Запинаясь, она объяснила почему. И пока объясняла, из её голоса уходила жизнь, лицо гасло, она удалялась от меня, точно и не плакала вовсе, не искала помощи и сочувствия, не была прильнувшим ко мне, как к матери или отцу, ребёнком, таким не похожим ни на прежнюю Эю-воительницу, ни на недавнюю Эю-робота. Не все было ясно в её словах, но кое о чем я мог бы и сам догадаться.

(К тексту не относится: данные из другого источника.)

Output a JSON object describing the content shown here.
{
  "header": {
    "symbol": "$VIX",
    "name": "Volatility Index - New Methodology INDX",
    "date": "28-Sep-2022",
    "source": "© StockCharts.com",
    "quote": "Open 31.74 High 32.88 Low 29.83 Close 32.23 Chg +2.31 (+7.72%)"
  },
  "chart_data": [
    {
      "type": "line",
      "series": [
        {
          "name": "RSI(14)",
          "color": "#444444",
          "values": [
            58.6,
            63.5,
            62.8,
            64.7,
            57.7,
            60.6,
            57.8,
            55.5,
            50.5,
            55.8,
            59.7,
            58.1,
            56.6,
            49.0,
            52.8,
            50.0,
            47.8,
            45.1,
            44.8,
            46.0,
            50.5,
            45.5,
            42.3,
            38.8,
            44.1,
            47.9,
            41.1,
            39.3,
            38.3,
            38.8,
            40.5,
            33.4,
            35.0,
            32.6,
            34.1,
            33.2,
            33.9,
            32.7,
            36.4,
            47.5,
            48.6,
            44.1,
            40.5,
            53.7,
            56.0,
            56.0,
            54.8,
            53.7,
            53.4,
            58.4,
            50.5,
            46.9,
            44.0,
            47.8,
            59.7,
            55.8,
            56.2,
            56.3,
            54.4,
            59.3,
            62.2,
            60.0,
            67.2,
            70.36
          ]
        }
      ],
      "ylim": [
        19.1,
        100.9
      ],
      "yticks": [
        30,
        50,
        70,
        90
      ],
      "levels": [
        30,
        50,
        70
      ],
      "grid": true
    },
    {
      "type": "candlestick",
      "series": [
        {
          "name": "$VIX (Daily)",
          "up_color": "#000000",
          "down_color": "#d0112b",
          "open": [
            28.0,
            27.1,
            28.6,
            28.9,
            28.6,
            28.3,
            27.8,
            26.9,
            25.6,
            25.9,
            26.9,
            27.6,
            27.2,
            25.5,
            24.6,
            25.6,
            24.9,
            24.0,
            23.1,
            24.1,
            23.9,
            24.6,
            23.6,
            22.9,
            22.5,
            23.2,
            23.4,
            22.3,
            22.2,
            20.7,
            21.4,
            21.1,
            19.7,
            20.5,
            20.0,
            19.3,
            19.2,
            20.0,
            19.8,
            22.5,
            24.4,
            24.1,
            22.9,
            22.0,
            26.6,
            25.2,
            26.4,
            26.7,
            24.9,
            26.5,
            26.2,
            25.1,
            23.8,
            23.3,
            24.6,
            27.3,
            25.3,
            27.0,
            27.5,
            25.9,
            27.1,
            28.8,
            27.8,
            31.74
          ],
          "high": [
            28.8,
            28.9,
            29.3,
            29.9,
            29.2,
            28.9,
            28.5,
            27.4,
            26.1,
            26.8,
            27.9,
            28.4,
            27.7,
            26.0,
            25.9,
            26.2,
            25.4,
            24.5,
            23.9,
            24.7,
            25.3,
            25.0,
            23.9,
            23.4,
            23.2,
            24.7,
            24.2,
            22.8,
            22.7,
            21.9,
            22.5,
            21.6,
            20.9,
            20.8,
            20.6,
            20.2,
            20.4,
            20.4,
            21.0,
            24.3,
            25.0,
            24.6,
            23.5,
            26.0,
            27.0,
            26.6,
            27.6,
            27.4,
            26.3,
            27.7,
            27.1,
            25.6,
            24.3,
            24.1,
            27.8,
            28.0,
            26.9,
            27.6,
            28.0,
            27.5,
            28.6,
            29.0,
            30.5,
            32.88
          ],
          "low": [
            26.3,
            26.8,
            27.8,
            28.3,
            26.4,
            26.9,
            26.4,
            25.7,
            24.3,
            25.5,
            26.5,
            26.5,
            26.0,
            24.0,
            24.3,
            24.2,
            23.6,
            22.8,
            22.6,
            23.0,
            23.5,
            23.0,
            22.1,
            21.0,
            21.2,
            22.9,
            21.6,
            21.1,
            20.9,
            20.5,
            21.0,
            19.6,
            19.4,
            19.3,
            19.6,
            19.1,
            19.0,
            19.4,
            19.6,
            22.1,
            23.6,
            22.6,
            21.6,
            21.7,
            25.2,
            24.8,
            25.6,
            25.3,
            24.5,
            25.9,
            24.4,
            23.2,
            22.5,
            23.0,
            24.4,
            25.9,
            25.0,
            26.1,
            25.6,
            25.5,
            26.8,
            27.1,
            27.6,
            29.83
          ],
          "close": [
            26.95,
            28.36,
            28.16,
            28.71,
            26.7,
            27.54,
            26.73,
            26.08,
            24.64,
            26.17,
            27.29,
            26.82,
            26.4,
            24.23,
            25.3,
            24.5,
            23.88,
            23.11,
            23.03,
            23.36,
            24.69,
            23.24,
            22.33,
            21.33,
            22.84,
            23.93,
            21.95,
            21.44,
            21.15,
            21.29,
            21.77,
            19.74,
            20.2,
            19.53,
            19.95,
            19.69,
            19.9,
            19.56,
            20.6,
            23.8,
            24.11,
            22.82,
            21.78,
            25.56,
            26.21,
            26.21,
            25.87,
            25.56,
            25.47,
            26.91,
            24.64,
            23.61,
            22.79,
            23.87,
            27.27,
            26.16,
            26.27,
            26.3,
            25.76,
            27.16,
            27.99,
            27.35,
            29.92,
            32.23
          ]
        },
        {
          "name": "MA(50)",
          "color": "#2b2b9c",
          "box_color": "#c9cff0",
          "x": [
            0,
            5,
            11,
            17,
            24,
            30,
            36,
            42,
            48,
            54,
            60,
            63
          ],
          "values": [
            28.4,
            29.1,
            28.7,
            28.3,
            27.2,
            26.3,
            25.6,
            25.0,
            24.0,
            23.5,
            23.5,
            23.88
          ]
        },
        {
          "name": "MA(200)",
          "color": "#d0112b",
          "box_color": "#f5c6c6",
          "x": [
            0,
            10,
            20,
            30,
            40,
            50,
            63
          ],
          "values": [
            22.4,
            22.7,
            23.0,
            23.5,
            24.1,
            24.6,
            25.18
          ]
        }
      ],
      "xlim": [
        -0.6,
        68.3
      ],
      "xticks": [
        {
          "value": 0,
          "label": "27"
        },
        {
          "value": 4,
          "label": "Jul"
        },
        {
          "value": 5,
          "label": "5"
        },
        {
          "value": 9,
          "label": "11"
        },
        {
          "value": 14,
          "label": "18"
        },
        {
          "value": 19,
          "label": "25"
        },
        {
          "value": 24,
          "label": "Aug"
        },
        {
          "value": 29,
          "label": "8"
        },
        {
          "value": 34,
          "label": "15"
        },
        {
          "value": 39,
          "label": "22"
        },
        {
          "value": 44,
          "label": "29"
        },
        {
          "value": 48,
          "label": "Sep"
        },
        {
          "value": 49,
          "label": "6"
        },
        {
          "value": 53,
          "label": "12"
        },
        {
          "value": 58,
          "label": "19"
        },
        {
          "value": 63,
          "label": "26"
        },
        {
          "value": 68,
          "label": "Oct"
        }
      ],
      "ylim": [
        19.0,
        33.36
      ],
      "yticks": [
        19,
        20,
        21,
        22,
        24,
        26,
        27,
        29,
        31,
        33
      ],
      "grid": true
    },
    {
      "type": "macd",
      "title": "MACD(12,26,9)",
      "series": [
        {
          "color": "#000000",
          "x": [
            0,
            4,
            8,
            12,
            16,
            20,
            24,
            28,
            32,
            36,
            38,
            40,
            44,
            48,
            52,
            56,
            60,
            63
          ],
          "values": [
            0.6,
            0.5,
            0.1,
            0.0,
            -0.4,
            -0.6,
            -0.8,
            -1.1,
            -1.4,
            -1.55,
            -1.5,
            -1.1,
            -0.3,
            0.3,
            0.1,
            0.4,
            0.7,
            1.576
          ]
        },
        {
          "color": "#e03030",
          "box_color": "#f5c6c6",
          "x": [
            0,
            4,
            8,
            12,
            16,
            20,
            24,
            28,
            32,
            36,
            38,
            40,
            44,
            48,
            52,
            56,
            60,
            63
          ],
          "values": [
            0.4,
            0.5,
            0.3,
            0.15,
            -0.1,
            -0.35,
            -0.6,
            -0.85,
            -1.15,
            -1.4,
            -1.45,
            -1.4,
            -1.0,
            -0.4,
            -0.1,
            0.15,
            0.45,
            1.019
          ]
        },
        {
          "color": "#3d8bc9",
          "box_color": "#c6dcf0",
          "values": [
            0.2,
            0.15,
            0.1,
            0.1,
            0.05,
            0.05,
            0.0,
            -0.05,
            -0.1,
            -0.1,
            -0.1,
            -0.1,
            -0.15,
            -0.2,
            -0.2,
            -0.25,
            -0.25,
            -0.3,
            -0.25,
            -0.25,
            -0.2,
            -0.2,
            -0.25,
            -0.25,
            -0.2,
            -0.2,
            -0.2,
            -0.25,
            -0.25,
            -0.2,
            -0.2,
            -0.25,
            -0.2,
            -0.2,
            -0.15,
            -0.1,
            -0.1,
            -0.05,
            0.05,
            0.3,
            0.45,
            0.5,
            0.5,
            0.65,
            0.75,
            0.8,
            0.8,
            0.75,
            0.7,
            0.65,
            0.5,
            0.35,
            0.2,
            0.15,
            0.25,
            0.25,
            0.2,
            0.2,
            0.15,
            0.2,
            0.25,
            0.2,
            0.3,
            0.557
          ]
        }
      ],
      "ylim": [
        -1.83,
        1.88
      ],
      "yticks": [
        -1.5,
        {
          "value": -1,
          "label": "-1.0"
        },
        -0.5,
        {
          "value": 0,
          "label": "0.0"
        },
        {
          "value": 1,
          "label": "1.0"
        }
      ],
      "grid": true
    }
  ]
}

Родовое сознание — вот слово, которое объясняло многое, если не все. Человек, в отличие от многих других существ, не способен долго и без ущерба жить в одиночестве, этим он похож на пчелу или на муравья, ибо общество столь же властвует над душой, как земное тяготение над телом. Это так же верно для нас, как и для наших далёких предков. Вне общества посреди самых райских кущ для нас расстилается незримая и неосязаемая, но не менее страшная, чем любая Сахара, пустыня жизни. До неё не надо далеко идти, она рядом, и только близость людей оградой встаёт меж ней и человеком. Но эта ограда может быть и фасадом дворца, и стеной каземата. Причём сразу тем и другим одновременно.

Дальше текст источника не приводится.